Zonal statistics

Quite often you have a situtation when you want to summarize raster datasets based on vector geometries. Rasterstats is a Python module that does exactly that, easily.

In [1]: import rasterio

In [2]: from rasterio.plot import show

In [3]: from rasterstats import zonal_stats

In [4]: import osmnx as ox

In [5]: import geopandas as gpd
  • Specify filepath, this is the mosaic raster file that was created earlier.
In [6]: dem_fp = r"C:\HY-DATA\HENTENKA\KOODIT\Opetus\Automating-GIS-processes\Data\CSC_Lesson6\Helsinki_DEM_2x2m_Mosaic.tif"
  • Read in the DEM data
In [7]: dem = rasterio.open(dem_fp)
In [8]: kallio_q = "Kallio, Helsinki, Finland"

In [9]: pihlajamaki_q = "Pihlajamäki, Malmi, Helsinki, Finland"
  • Retrieve ‘Kallio’ and ‘Pihlajamäki’ regions from OpenStreetMap
In [10]: kallio = ox.gdf_from_place(kallio_q)

In [11]: pihlajamaki = ox.gdf_from_place(pihlajamaki_q)
  • Reproject the regions to same CRS as the DEM
In [12]: kallio = kallio.to_crs(crs=dem.crs.data)

In [13]: pihlajamaki = pihlajamaki.to_crs(crs=dem.crs.data)
  • Plot the DEM and the regions on top of it
In [14]: ax = show((dem, 1))

In [15]: kallio.plot(ax=ax, facecolor='None', edgecolor='red', linewidth=2)
Out[15]: <matplotlib.axes._subplots.AxesSubplot at 0x20c92beb278>

In [16]: pihlajamaki.plot(ax=ax, facecolor='None', edgecolor='blue', linewidth=2)
Out[16]: <matplotlib.axes._subplots.AxesSubplot at 0x20c92beb278>

Which one is higher? Kallio or Pihlajamäki? We can use zonal statistics to find out!

  • First we need to get the values of the dem as numpy array and the affine of the raster
In [17]: array = dem.read(1)

In [18]: affine = dem.affine
  • Now we can calculate the zonal statistics by using the function zonal_stats.
In [19]: zs_kallio = zonal_stats(kallio, array, affine=affine, stats=['min', 'max', 'mean', 'median', 'majority'])

In [20]: zs_pihla = zonal_stats(pihlajamaki, array, affine=affine, stats=['min', 'max', 'mean', 'median', 'majority'])

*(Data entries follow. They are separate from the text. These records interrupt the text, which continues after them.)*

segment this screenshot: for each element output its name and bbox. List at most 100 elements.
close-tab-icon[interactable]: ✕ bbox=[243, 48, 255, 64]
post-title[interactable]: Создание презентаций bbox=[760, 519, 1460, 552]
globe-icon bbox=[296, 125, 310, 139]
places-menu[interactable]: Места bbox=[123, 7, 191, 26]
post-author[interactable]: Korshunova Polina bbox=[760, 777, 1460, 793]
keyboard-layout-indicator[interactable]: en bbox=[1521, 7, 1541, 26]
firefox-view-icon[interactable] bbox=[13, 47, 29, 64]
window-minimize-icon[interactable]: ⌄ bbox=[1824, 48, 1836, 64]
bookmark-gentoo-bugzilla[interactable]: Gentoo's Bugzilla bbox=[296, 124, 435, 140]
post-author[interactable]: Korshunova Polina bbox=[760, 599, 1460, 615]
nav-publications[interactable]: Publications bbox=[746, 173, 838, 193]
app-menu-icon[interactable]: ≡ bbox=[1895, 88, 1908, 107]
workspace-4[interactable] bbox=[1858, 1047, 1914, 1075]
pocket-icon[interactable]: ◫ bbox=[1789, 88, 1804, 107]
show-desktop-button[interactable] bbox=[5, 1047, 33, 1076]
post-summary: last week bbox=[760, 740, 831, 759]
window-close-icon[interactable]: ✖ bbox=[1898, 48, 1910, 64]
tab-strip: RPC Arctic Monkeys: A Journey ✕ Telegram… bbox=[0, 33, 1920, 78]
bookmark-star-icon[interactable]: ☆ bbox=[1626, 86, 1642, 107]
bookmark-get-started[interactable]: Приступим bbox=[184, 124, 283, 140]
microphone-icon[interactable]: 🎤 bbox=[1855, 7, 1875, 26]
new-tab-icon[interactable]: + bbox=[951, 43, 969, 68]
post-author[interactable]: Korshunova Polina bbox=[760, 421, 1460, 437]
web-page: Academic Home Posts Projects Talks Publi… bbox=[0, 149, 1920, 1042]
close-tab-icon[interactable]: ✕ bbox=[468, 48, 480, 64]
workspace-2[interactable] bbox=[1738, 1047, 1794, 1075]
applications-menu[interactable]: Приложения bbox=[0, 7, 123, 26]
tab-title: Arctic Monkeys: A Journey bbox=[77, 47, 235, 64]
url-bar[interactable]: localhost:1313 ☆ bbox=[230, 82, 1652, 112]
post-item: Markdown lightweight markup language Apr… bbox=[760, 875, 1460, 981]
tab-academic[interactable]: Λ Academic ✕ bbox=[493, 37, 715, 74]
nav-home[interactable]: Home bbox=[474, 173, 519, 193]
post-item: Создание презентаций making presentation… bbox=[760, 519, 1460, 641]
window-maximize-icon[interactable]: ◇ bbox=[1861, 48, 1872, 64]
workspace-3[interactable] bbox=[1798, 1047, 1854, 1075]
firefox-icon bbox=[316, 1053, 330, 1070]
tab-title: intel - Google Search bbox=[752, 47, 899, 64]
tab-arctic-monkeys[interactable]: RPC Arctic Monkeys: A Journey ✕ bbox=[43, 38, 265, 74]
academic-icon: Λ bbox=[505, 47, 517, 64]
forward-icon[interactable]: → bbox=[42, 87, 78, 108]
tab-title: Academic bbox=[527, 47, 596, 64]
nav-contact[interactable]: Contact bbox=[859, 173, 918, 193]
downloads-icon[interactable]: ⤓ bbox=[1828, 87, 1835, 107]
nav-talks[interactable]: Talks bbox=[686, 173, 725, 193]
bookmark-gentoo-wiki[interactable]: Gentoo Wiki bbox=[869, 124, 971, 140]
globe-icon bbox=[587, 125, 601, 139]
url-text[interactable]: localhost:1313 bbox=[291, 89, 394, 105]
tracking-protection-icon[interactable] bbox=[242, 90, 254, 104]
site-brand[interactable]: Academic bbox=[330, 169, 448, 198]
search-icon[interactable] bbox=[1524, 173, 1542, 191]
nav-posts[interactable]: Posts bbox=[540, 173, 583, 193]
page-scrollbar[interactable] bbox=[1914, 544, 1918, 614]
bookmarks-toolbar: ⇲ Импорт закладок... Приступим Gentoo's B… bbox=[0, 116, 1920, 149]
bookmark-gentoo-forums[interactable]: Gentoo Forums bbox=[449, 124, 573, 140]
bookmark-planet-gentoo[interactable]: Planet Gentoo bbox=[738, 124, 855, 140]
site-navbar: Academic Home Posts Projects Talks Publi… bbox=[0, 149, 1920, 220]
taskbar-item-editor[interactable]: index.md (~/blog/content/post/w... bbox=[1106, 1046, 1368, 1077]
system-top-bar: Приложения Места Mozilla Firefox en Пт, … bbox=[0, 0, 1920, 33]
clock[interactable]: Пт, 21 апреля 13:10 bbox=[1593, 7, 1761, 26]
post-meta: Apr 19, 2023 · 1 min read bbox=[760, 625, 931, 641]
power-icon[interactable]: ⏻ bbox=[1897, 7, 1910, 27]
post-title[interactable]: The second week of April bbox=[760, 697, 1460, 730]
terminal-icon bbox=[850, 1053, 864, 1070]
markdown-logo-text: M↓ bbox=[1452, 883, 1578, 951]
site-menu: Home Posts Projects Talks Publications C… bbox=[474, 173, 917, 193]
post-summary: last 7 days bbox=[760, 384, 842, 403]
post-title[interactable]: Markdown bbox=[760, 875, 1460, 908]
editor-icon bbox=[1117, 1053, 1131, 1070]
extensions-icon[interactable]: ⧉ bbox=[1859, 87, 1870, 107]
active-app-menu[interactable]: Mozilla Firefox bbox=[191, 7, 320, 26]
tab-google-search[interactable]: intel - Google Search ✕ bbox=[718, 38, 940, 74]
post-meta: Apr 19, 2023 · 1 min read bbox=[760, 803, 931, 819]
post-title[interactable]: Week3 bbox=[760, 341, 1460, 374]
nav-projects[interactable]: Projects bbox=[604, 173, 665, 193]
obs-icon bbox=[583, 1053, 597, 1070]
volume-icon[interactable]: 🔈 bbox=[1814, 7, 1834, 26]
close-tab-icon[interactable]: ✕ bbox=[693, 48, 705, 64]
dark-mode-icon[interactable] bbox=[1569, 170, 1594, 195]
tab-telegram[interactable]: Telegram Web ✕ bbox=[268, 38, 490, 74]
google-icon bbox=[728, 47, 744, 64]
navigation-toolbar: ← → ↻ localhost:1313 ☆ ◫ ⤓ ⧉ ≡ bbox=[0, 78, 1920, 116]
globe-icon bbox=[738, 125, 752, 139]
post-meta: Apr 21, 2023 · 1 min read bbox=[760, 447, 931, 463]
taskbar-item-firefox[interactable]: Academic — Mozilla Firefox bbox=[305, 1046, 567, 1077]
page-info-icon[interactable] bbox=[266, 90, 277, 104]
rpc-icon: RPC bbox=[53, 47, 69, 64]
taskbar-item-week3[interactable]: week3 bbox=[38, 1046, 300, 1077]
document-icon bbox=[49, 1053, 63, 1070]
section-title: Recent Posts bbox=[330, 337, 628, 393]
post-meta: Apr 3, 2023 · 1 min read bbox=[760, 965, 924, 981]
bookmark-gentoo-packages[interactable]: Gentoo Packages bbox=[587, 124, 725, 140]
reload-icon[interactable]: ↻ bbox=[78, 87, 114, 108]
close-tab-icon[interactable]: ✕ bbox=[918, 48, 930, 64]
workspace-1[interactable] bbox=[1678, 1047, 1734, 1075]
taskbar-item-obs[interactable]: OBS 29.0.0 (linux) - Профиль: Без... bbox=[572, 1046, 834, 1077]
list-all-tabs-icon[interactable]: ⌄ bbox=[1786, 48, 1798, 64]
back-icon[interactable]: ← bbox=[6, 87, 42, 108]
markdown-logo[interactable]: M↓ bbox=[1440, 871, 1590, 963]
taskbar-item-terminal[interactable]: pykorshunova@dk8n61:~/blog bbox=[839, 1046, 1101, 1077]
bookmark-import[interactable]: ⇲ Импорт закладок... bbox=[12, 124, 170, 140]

Okey. So what do we have now?

In [21]: print(zs_kallio)
[{'min': -2.1760001182556152, 'max': 37.388999938964844, 'mean': 12.96425898303966, 'median': 11.75100040435791, 'majority': 0.3490000069141388}]

In [22]: print(zs_pihla)
[{'min': 8.73799991607666, 'max': 46.30400085449219, 'mean': 24.560033970865877, 'median': 24.17300033569336, 'majority': 10.41100025177002}]

Super! Now we can see that Pihlajamäki seems to be slightly higher compared to Kallio.